Des décennies 1950-1970 datent la reconnaissance, le dialogue avec Carlo Bo, Pier Paolo Pasolini ou Claudio Magris, ainsi que les prix (Barbarani en 1952, Cittadella en 1961, Urbino en 1964, Bagutta en 1965, Moretti en 1968, Viareggio en 1974 et Etna Taormina en 1976). En 1951, Marin recueille ses poèmes en volume, I canti de l'isola, édités à Udine par Del Bianco - sous ce même titre, la Cassa di Risparmio de Trieste publiera les milliers de vers de son oeuvre complète en trois tomes conséquents (1970-1994).

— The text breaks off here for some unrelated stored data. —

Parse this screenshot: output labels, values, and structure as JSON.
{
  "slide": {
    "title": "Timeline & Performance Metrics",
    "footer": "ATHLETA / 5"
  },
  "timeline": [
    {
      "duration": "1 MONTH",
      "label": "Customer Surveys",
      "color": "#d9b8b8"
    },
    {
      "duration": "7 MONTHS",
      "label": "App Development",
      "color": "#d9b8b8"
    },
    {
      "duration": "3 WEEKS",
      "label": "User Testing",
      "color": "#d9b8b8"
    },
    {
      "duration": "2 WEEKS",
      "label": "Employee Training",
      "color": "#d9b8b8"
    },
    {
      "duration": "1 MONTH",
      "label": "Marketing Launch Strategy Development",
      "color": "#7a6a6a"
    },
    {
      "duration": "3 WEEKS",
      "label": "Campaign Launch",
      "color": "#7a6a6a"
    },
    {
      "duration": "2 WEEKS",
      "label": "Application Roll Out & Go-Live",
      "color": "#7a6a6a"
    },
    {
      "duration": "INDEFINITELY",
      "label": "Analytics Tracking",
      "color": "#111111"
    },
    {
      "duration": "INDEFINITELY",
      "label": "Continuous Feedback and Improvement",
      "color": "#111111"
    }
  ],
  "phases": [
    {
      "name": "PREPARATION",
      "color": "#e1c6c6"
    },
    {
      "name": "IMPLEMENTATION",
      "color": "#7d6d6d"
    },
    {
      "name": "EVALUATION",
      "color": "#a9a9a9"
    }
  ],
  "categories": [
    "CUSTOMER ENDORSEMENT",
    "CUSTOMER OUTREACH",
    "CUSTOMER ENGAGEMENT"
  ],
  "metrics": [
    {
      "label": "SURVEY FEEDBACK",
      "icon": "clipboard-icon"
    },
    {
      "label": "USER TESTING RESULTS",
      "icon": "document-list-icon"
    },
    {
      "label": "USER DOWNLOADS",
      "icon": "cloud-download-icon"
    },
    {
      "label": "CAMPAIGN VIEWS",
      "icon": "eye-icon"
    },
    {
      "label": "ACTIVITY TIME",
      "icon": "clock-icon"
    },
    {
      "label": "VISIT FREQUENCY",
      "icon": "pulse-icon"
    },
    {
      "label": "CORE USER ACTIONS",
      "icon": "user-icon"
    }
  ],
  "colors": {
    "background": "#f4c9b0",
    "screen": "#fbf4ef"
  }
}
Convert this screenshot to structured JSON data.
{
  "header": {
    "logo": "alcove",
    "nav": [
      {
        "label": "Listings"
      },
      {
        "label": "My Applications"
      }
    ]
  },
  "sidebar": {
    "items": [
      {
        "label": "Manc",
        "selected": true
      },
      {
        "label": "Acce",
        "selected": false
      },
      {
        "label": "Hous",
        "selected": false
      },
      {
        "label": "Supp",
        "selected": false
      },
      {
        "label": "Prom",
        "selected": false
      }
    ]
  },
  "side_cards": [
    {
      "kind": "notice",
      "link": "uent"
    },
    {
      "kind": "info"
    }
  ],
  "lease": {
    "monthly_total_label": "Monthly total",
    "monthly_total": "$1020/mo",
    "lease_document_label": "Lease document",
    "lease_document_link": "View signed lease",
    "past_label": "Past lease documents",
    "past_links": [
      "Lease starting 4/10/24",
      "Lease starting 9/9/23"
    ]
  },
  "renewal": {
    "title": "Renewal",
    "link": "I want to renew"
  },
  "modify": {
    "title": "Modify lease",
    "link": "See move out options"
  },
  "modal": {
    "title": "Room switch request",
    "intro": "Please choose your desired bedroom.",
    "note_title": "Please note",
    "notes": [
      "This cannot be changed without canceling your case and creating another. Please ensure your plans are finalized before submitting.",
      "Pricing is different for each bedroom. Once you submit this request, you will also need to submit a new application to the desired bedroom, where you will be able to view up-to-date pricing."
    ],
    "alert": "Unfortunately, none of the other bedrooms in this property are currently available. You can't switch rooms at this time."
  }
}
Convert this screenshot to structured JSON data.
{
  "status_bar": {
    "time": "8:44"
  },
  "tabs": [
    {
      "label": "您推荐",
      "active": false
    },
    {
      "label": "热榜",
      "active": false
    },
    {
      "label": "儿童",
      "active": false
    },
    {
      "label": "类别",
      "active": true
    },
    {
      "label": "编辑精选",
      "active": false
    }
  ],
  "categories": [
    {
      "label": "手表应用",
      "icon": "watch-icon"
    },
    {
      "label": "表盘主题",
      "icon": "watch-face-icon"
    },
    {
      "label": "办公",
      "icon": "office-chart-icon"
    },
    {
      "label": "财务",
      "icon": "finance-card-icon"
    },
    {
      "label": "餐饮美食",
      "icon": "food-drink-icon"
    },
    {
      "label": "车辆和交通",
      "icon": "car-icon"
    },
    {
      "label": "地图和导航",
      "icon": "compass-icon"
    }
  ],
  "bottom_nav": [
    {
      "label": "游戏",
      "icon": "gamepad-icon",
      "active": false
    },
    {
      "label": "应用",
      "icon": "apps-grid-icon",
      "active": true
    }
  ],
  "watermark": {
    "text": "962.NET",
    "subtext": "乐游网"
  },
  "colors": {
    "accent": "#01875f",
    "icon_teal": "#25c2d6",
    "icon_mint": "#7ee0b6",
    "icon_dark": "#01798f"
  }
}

Pasolini en publie une anthologie, sous le titre Solitàe (Milan, All'insegna del pesce d'oro, 1961), suivie, quelques années plus tard, par celle de Magris : La vita xe fiama (Turin, Einaudi, 1970). En 1968, Marin retourne à Grado, où l'eau domine encore la terre, mais un peu moins qu'autrefois, et poursuit là son oeuvre poétique : les recueils se succèdent, jusqu'à l'ultime La vose de la sera (Milan, All'insegna del pesce d'oro, 1985).
Le poète, dont le nom circule pour le Prix Nobel, obtient en 1982 le prestigieux Prix Feltrinelli de l'Accademia dei Lincei et est fait, en 1985, Citoyen d'honneur de Trieste. Mais en 1977, l'un de ses petits-fils s'est suicidé. " Aucun de nous n'a su lui dire la parole qui sauve. " Eprouvé par cette disparition et, l'année suivante, par la mort de sa femme, devenu aveugle et presque sourd, affaibli par de longues années de maladie, Biagio Marin meurt le 24 décembre 1985, à Grado.